Boeing 737 MAX came without safeguards used in military jet
Posted September 30, 2019 11:13 a.m. EDT
CNN — Boeing built its 737 MAX passenger jet without safeguards the US military required for a similar flight control system on a different Boeing-made plane, a source with knowledge of the MAX system told CNN.
The MCAS system on the 737 MAX, which Boeing has redesigned after two fatal MAX crashes that killed 346 people, is similar to a system Boeing had previously developed for the KC-46 military refueling tanker.
The military version was designed to receive information from multiple sensors and was limited in forcing the nose of the plane down to prevent the pilot from losing control of the plane.
But when Boeing built its new 737 Max passenger plane, it did not include the same safeguards.
A Boeing software fix for the MAX will mean its flight control system will now function more like the military version of MCAS. It will now use data from two, rather than only one, angle of attack sensors, which is intended to make the plane less vulnerable to a single malfunctioning sensor.
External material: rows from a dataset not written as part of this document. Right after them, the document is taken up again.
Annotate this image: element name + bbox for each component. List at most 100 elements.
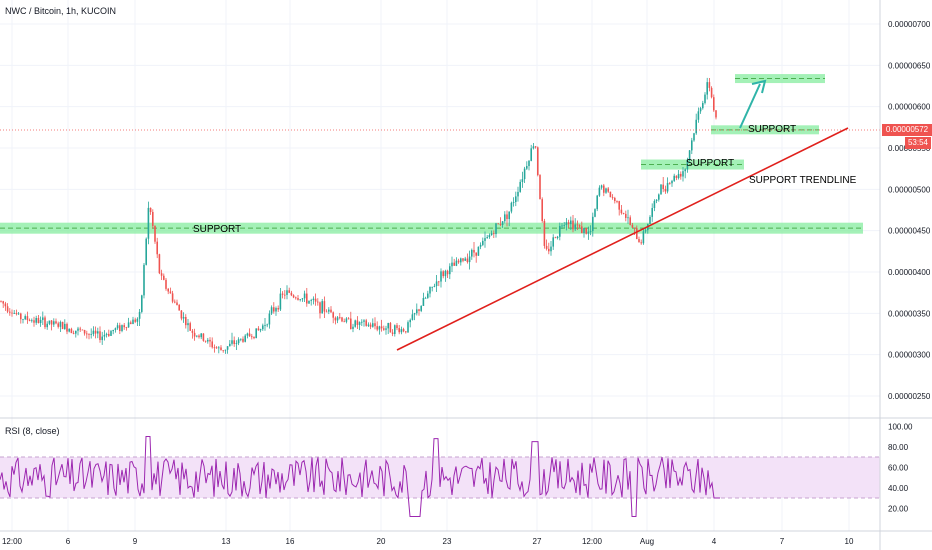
candle-body [2, 301, 4, 304]
time-tick: 12:00 [582, 537, 603, 546]
candle-body [378, 326, 381, 330]
candle-body [501, 221, 504, 226]
price-axis: 0.000007000.000006500.000006000.00000550… [888, 20, 931, 401]
candle-body [449, 266, 451, 275]
candle-body [383, 328, 385, 330]
candle-body [130, 322, 132, 325]
candle-body [598, 187, 601, 196]
time-tick: 27 [533, 537, 542, 546]
candle-body [257, 328, 260, 331]
candle-body [431, 286, 433, 288]
candle-body [26, 316, 29, 320]
candle-body [110, 331, 112, 336]
support-zones [0, 74, 863, 234]
time-tick: 4 [712, 537, 717, 546]
candle-body [358, 322, 361, 325]
candle-body [684, 169, 686, 172]
candle-body [416, 309, 418, 314]
candle-body [466, 258, 469, 263]
candle-body [673, 175, 675, 181]
candle-body [649, 216, 651, 224]
candle-body [136, 318, 139, 322]
candle-body [189, 323, 191, 331]
candle-body [556, 236, 559, 238]
candle-body [235, 343, 238, 344]
candle-body [490, 233, 493, 236]
candle-body [576, 224, 579, 226]
candle-body [112, 330, 114, 332]
candle-body [512, 202, 515, 203]
candle-body [651, 208, 653, 217]
candle-body [310, 300, 312, 301]
candle-body [372, 323, 374, 327]
candle-body [521, 179, 524, 182]
candle-body [660, 184, 662, 195]
candle-body [493, 233, 495, 235]
candle-body [427, 293, 429, 298]
candle-body [46, 323, 48, 328]
candle-body [387, 322, 389, 329]
candle-body [477, 246, 480, 256]
candle-body [398, 328, 400, 333]
price-tick: 0.00000300 [888, 351, 931, 360]
candle-body [209, 339, 211, 342]
price-tick: 0.00000600 [888, 103, 931, 112]
candle-body [468, 256, 471, 263]
candle-body [715, 110, 717, 118]
last-price-badge: 0.00000572 [882, 124, 932, 136]
candle-body [563, 225, 565, 226]
candle-body [354, 320, 356, 327]
candle-body [545, 245, 548, 249]
time-tick: 16 [286, 537, 295, 546]
candle-body [682, 171, 684, 177]
candle-body [530, 148, 532, 161]
candle-body [446, 270, 449, 275]
candle-body [180, 310, 183, 319]
candle-body [145, 238, 147, 265]
candle-body [200, 333, 202, 338]
candle-body [603, 185, 605, 193]
time-axis: 12:00 6 9 13 16 20 23 27 12:00 Aug 4 7 10 [2, 537, 854, 546]
candle-body [475, 252, 477, 256]
candlestick-series [0, 77, 717, 354]
candle-body [675, 175, 678, 179]
candle-body [592, 216, 594, 232]
candle-body [350, 318, 352, 330]
price-tick: 0.00000450 [888, 227, 931, 236]
candle-body [565, 222, 568, 226]
candle-body [284, 294, 286, 296]
candle-body [653, 200, 656, 209]
support-label-mid: SUPPORT [686, 158, 734, 169]
candle-body [64, 323, 66, 330]
projection-arrow [739, 83, 761, 129]
candle-body [389, 322, 392, 333]
candle-body [99, 331, 101, 341]
candle-body [515, 196, 517, 203]
projection-arrowhead [751, 79, 767, 94]
candle-body [299, 299, 301, 301]
candle-body [345, 318, 348, 322]
candle-body [242, 338, 244, 342]
candle-body [279, 293, 282, 310]
candle-body [277, 308, 279, 310]
candle-body [618, 201, 620, 210]
candle-body [611, 197, 614, 198]
candle-body [541, 199, 543, 221]
candle-body [396, 325, 398, 329]
candle-body [636, 228, 638, 240]
candle-body [275, 308, 277, 312]
candle-body [532, 146, 535, 149]
candle-body [528, 160, 530, 167]
candle-body [625, 213, 627, 218]
candle-body [0, 300, 2, 302]
candle-body [88, 333, 90, 335]
candle-body [620, 209, 623, 214]
candle-body [341, 317, 343, 322]
candle-body [658, 194, 660, 200]
candle-body [336, 317, 339, 321]
rsi-tick: 100.00 [888, 422, 913, 431]
candle-body [418, 309, 420, 311]
candle-body [75, 330, 77, 334]
candle-body [149, 207, 152, 212]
It will also make the system push the plane downward less frequently and with less force.
Boeing said in a statement that the MCAS for the two planes were designed differently because of different sizes, weight distributions, and missions.
"The KC-46 tanker does use a Maneuvering Characteristics Augmentation System (MCAS) flight control law. However, the architecture, implementation, and pilot interface of the KC-46 tanker MCAS are different than that of the 737 MAX. The systems are not directly comparable," the company said in a statement.
The Boeing tanker is a version of the 767 jet modified to carry fewer passengers but a large amount of cargo and 210,000 pounds of fuel, according to a company fact sheet.
The Federal Aviation Administration, which certifies US civilian aircraft, did not immediately comment when reached Monday morning on why it required a different standard than required by military reviewers.
Over the weekend, the Wall Street Journal reported details of differences between the military and MAX versions of the MCAS system.
Preliminary reports into the two crashes, of Lion Air and Ethiopian Airlines flights, describe the automated system repeatedly pushing the plane's nose downward, plunging them into fatal and unrecoverable dives. Further reviews of the crashes, FAA procedures, and Boeing's actions are ongoing.
Boeing's past public statements suggest it will soon submit the software fix and other changes to the Federal Aviation Administration, which certifies civilian aircraft in the US, and its counterparts worldwide. In the meantime, the MAX remains grounded worldwide, the longest grounding of a major aircraft.